In this case, the uncorrected hdf5 file has a dataset with shape (7272, 5, 1024, 1024), and dask chooses a chunk size of (34, 3, 512, 512). z_plane can't be used to index a chunk

chrisroat commented 3 years ago

Doe the chunks parameter in da.from_array solve this issue?

I've learned a bit more about ome.tiff and how to handle z_planes and timepoints. I am likely going to revisit a lot of logic here that kinda of got piled as I learned on-the-job.

One thing I've considered is to process each z-plane independently. I think it would be more efficient (data could be stored in z/time/y/x ordering), but may not be worth it as it could be surprising/confusing if all the rest of the code is time/z/y/x. I value the "principle of least surprise".

tbenst commented 3 years ago

Doe the chunks parameter in da.from_array solve this issue?

yes, chunks=('auto', -1, -1, -1) fixed this by ensuring z indexing is valid.

One thing I've considered is to process each z-plane independently. I think it would be more efficient (data could be stored in z/time/y/x ordering), but may not be worth it as it could be surprising/confusing if all the rest of the code is time/z/y/x.
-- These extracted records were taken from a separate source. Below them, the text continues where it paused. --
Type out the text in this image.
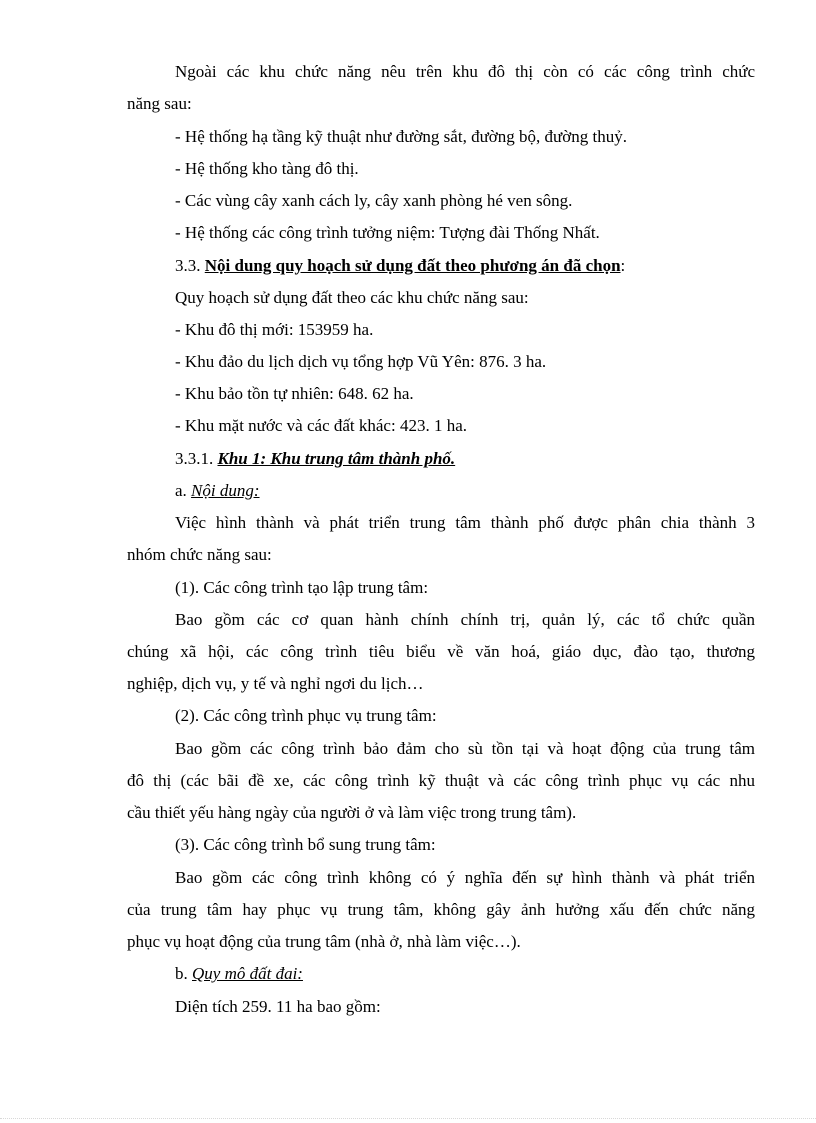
Ngoài các khu chức năng nêu trên khu đô thị còn có các công trình chức
năng sau:
- Hệ thống hạ tầng kỹ thuật như đường sắt, đường bộ, đường thuỷ.
- Hệ thống kho tàng đô thị.
- Các vùng cây xanh cách ly, cây xanh phòng hé ven sông.
- Hệ thống các công trình tưởng niệm: Tượng đài Thống Nhất.
3.3. Nội dung quy hoạch sử dụng đất theo phương án đã chọn:
Quy hoạch sử dụng đất theo các khu chức năng sau:
- Khu đô thị mới: 153959 ha.
- Khu đảo du lịch dịch vụ tổng hợp Vũ Yên: 876. 3 ha.
- Khu bảo tồn tự nhiên: 648. 62 ha.
- Khu mặt nước và các đất khác: 423. 1 ha.
3.3.1. Khu 1: Khu trung tâm thành phố.
a. Nội dung:
Việc hình thành và phát triển trung tâm thành phố được phân chia thành 3
nhóm chức năng sau:
(1). Các công trình tạo lập trung tâm:
Bao gồm các cơ quan hành chính chính trị, quản lý, các tổ chức quần
chúng xã hội, các công trình tiêu biểu về văn hoá, giáo dục, đào tạo, thương
nghiệp, dịch vụ, y tế và nghỉ ngơi du lịch…
(2). Các công trình phục vụ trung tâm:
Bao gồm các công trình bảo đảm cho sù tồn tại và hoạt động của trung tâm
đô thị (các bãi đề xe, các công trình kỹ thuật và các công trình phục vụ các nhu
cầu thiết yếu hàng ngày của người ở và làm việc trong trung tâm).
(3). Các công trình bổ sung trung tâm:
Bao gồm các công trình không có ý nghĩa đến sự hình thành và phát triển
của trung tâm hay phục vụ trung tâm, không gây ảnh hưởng xấu đến chức năng
phục vụ hoạt động của trung tâm (nhà ở, nhà làm việc…).
b. Quy mô đất đai:
Diện tích 259. 11 ha bao gồm:
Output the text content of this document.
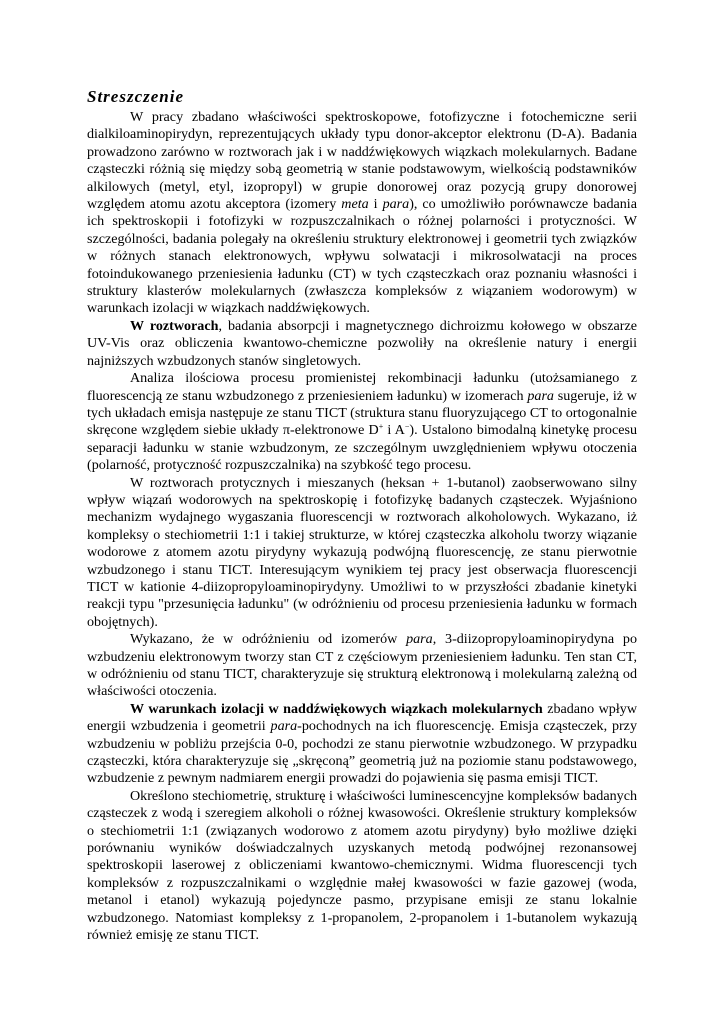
Streszczenie

W pracy zbadano właściwości spektroskopowe, fotofizyczne i fotochemiczne serii dialkiloaminopirydyn, reprezentujących układy typu donor-akceptor elektronu (D-A). Badania prowadzono zarówno w roztworach jak i w naddźwiękowych wiązkach molekularnych. Badane cząsteczki różnią się między sobą geometrią w stanie podstawowym, wielkością podstawników alkilowych (metyl, etyl, izopropyl) w grupie donorowej oraz pozycją grupy donorowej względem atomu azotu akceptora (izomery meta i para), co umożliwiło porównawcze badania ich spektroskopii i fotofizyki w rozpuszczalnikach o różnej polarności i protyczności. W szczególności, badania polegały na określeniu struktury elektronowej i geometrii tych związków w różnych stanach elektronowych, wpływu solwatacji i mikrosolwatacji na proces fotoindukowanego przeniesienia ładunku (CT) w tych cząsteczkach oraz poznaniu własności i struktury klasterów molekularnych (zwłaszcza kompleksów z wiązaniem wodorowym) w warunkach izolacji w wiązkach naddźwiękowych.

W roztworach, badania absorpcji i magnetycznego dichroizmu kołowego w obszarze UV-Vis oraz obliczenia kwantowo-chemiczne pozwoliły na określenie natury i energii najniższych wzbudzonych stanów singletowych.

Analiza ilościowa procesu promienistej rekombinacji ładunku (utożsamianego z fluorescencją ze stanu wzbudzonego z przeniesieniem ładunku) w izomerach para sugeruje, iż w tych układach emisja następuje ze stanu TICT (struktura stanu fluoryzującego CT to ortogonalnie skręcone względem siebie układy π-elektronowe D+ i A−). Ustalono bimodalną kinetykę procesu separacji ładunku w stanie wzbudzonym, ze szczególnym uwzględnieniem wpływu otoczenia (polarność, protyczność rozpuszczalnika) na szybkość tego procesu.

W roztworach protycznych i mieszanych (heksan + 1-butanol) zaobserwowano silny wpływ wiązań wodorowych na spektroskopię i fotofizykę badanych cząsteczek. Wyjaśniono mechanizm wydajnego wygaszania fluorescencji w roztworach alkoholowych. Wykazano, iż kompleksy o stechiometrii 1:1 i takiej strukturze, w której cząsteczka alkoholu tworzy wiązanie wodorowe z atomem azotu pirydyny wykazują podwójną fluorescencję, ze stanu pierwotnie wzbudzonego i stanu TICT. Interesującym wynikiem tej pracy jest obserwacja fluorescencji TICT w kationie 4-diizopropyloaminopirydyny. Umożliwi to w przyszłości zbadanie kinetyki reakcji typu "przesunięcia ładunku" (w odróżnieniu od procesu przeniesienia ładunku w formach obojętnych).

Wykazano, że w odróżnieniu od izomerów para, 3-diizopropyloaminopirydyna po wzbudzeniu elektronowym tworzy stan CT z częściowym przeniesieniem ładunku. Ten stan CT, w odróżnieniu od stanu TICT, charakteryzuje się strukturą elektronową i molekularną zależną od właściwości otoczenia.

W warunkach izolacji w naddźwiękowych wiązkach molekularnych zbadano wpływ energii wzbudzenia i geometrii para-pochodnych na ich fluorescencję. Emisja cząsteczek, przy wzbudzeniu w pobliżu przejścia 0-0, pochodzi ze stanu pierwotnie wzbudzonego. W przypadku cząsteczki, która charakteryzuje się „skręconą” geometrią już na poziomie stanu podstawowego, wzbudzenie z pewnym nadmiarem energii prowadzi do pojawienia się pasma emisji TICT.

Określono stechiometrię, strukturę i właściwości luminescencyjne kompleksów badanych cząsteczek z wodą i szeregiem alkoholi o różnej kwasowości. Określenie struktury kompleksów o stechiometrii 1:1 (związanych wodorowo z atomem azotu pirydyny) było możliwe dzięki porównaniu wyników doświadczalnych uzyskanych metodą podwójnej rezonansowej spektroskopii laserowej z obliczeniami kwantowo-chemicznymi. Widma fluorescencji tych kompleksów z rozpuszczalnikami o względnie małej kwasowości w fazie gazowej (woda, metanol i etanol) wykazują pojedyncze pasmo, przypisane emisji ze stanu lokalnie wzbudzonego. Natomiast kompleksy z 1-propanolem, 2-propanolem i 1-butanolem wykazują również emisję ze stanu TICT.
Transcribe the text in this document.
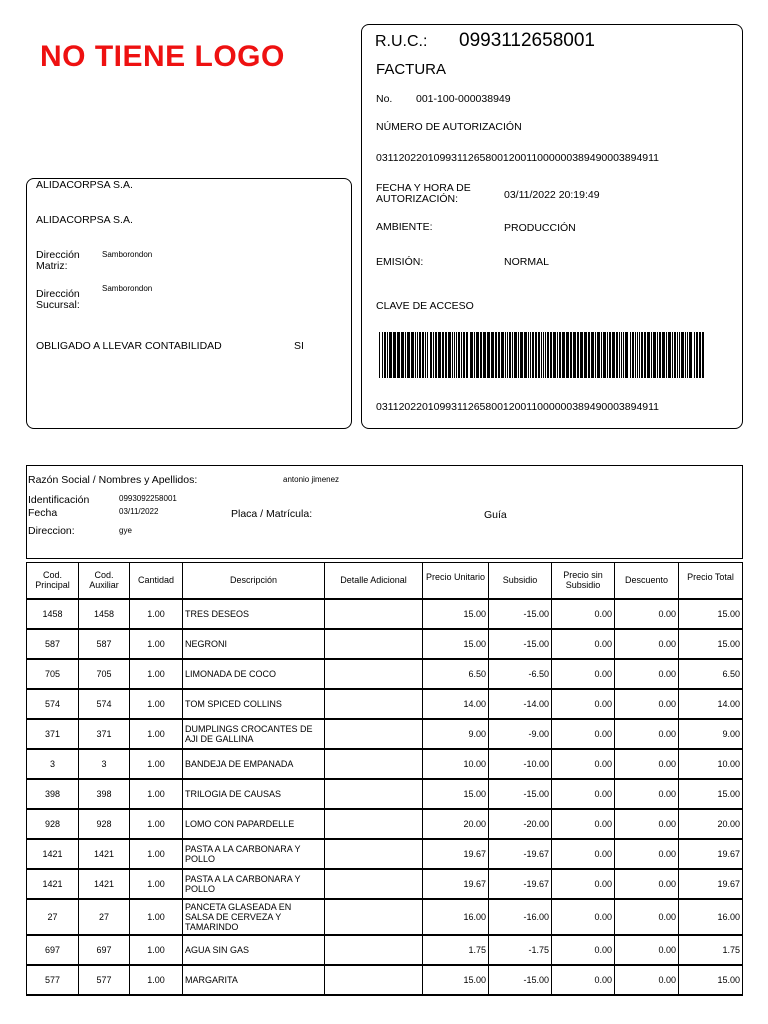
NO TIENE LOGO	R.U.C.: 0993112658001
FACTURA
No. 001-100-000038949
NÚMERO DE AUTORIZACIÓN
0311202201099311265800120011000000389490003894911
FECHA Y HORA DE AUTORIZACIÓN:	03/11/2022 20:19:49
AMBIENTE:	PRODUCCIÓN
EMISIÓN:	NORMAL
CLAVE DE ACCESO
0311202201099311265800120011000000389490003894911
ALIDACORPSA S.A.
ALIDACORPSA S.A.
Dirección Matriz:
Samborondon
Dirección Sucursal:
Samborondon
OBLIGADO A LLEVAR CONTABILIDAD	SI
Razón Social / Nombres y Apellidos:	antonio jimenez
Identificación	0993092258001
Fecha	03/11/2022	Placa / Matrícula:	Guía
Direccion:	gye
Cod. Principal	Cod. Auxiliar	Cantidad	Descripción	Detalle Adicional	Precio Unitario	Subsidio	Precio sin Subsidio	Descuento	Precio Total
1458	1458	1.00	TRES DESEOS		15.00	-15.00	0.00	0.00	15.00
587	587	1.00	NEGRONI		15.00	-15.00	0.00	0.00	15.00
705	705	1.00	LIMONADA DE COCO		6.50	-6.50	0.00	0.00	6.50
574	574	1.00	TOM SPICED COLLINS		14.00	-14.00	0.00	0.00	14.00
371	371	1.00	DUMPLINGS CROCANTES DE AJI DE GALLINA		9.00	-9.00	0.00	0.00	9.00
3	3	1.00	BANDEJA DE EMPANADA		10.00	-10.00	0.00	0.00	10.00
398	398	1.00	TRILOGIA DE CAUSAS		15.00	-15.00	0.00	0.00	15.00
928	928	1.00	LOMO CON PAPARDELLE		20.00	-20.00	0.00	0.00	20.00
1421	1421	1.00	PASTA A LA CARBONARA Y POLLO		19.67	-19.67	0.00	0.00	19.67
1421	1421	1.00	PASTA A LA CARBONARA Y POLLO		19.67	-19.67	0.00	0.00	19.67
27	27	1.00	PANCETA GLASEADA EN SALSA DE CERVEZA Y TAMARINDO		16.00	-16.00	0.00	0.00	16.00
697	697	1.00	AGUA SIN GAS		1.75	-1.75	0.00	0.00	1.75
577	577	1.00	MARGARITA		15.00	-15.00	0.00	0.00	15.00
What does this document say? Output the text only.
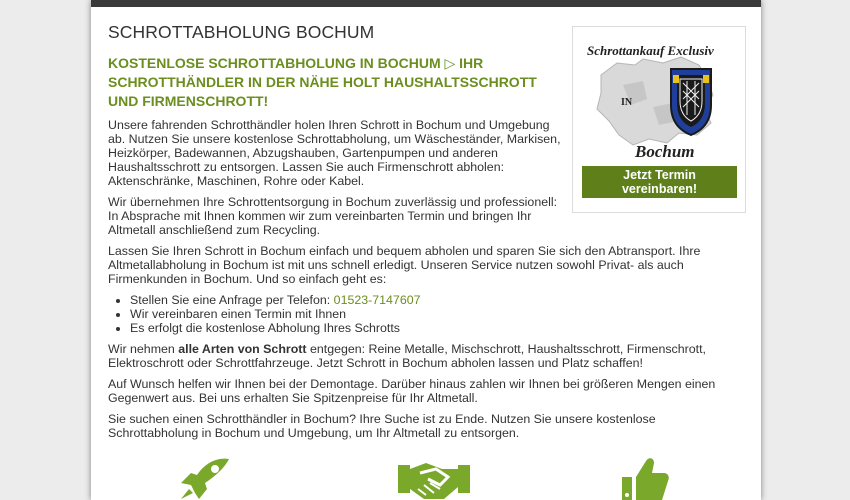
SCHROTTABHOLUNG BOCHUM
KOSTENLOSE SCHROTTABHOLUNG IN BOCHUM ▷ IHR SCHROTTHÄNDLER IN DER NÄHE HOLT HAUSHALTSSCHROTT UND FIRMENSCHROTT!

Unsere fahrenden Schrotthändler holen Ihren Schrott in Bochum und Umgebung ab. Nutzen Sie unsere kostenlose Schrottabholung, um Wäscheständer, Markisen, Heizkörper, Badewannen, Abzugshauben, Gartenpumpen und anderen Haushaltsschrott zu entsorgen. Lassen Sie auch Firmenschrott abholen: Aktenschränke, Maschinen, Rohre oder Kabel.

Wir übernehmen Ihre Schrottentsorgung in Bochum zuverlässig und professionell: In Absprache mit Ihnen kommen wir zum vereinbarten Termin und bringen Ihr Altmetall anschließend zum Recycling.

Lassen Sie Ihren Schrott in Bochum einfach und bequem abholen und sparen Sie sich den Abtransport. Ihre Altmetallabholung in Bochum ist mit uns schnell erledigt. Unseren Service nutzen sowohl Privat- als auch Firmenkunden in Bochum. Und so einfach geht es:

• Stellen Sie eine Anfrage per Telefon: 01523-7147607
• Wir vereinbaren einen Termin mit Ihnen
• Es erfolgt die kostenlose Abholung Ihres Schrotts

Wir nehmen alle Arten von Schrott entgegen: Reine Metalle, Mischschrott, Haushaltsschrott, Firmenschrott, Elektroschrott oder Schrottfahrzeuge. Jetzt Schrott in Bochum abholen lassen und Platz schaffen!

Auf Wunsch helfen wir Ihnen bei der Demontage. Darüber hinaus zahlen wir Ihnen bei größeren Mengen einen Gegenwert aus. Bei uns erhalten Sie Spitzenpreise für Ihr Altmetall.

Sie suchen einen Schrotthändler in Bochum? Ihre Suche ist zu Ende. Nutzen Sie unsere kostenlose Schrottabholung in Bochum und Umgebung, um Ihr Altmetall zu entsorgen.

Schrottankauf Exclusiv
IN
Bochum
Jetzt Termin vereinbaren!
I value the "principle of least surprise".

I prefer TZYX since my analysis usually runs on all z-planes concurrently, but others like NWB store by plane. Does TZYX preclude / add difficulty parallelization for some reason?

chrisroat commented 3 years ago

Not really. Operating on t-slices is perfectly fine. I'd actually prefer to keep TZYX, as it's more typical and natural (and less surprising, I think).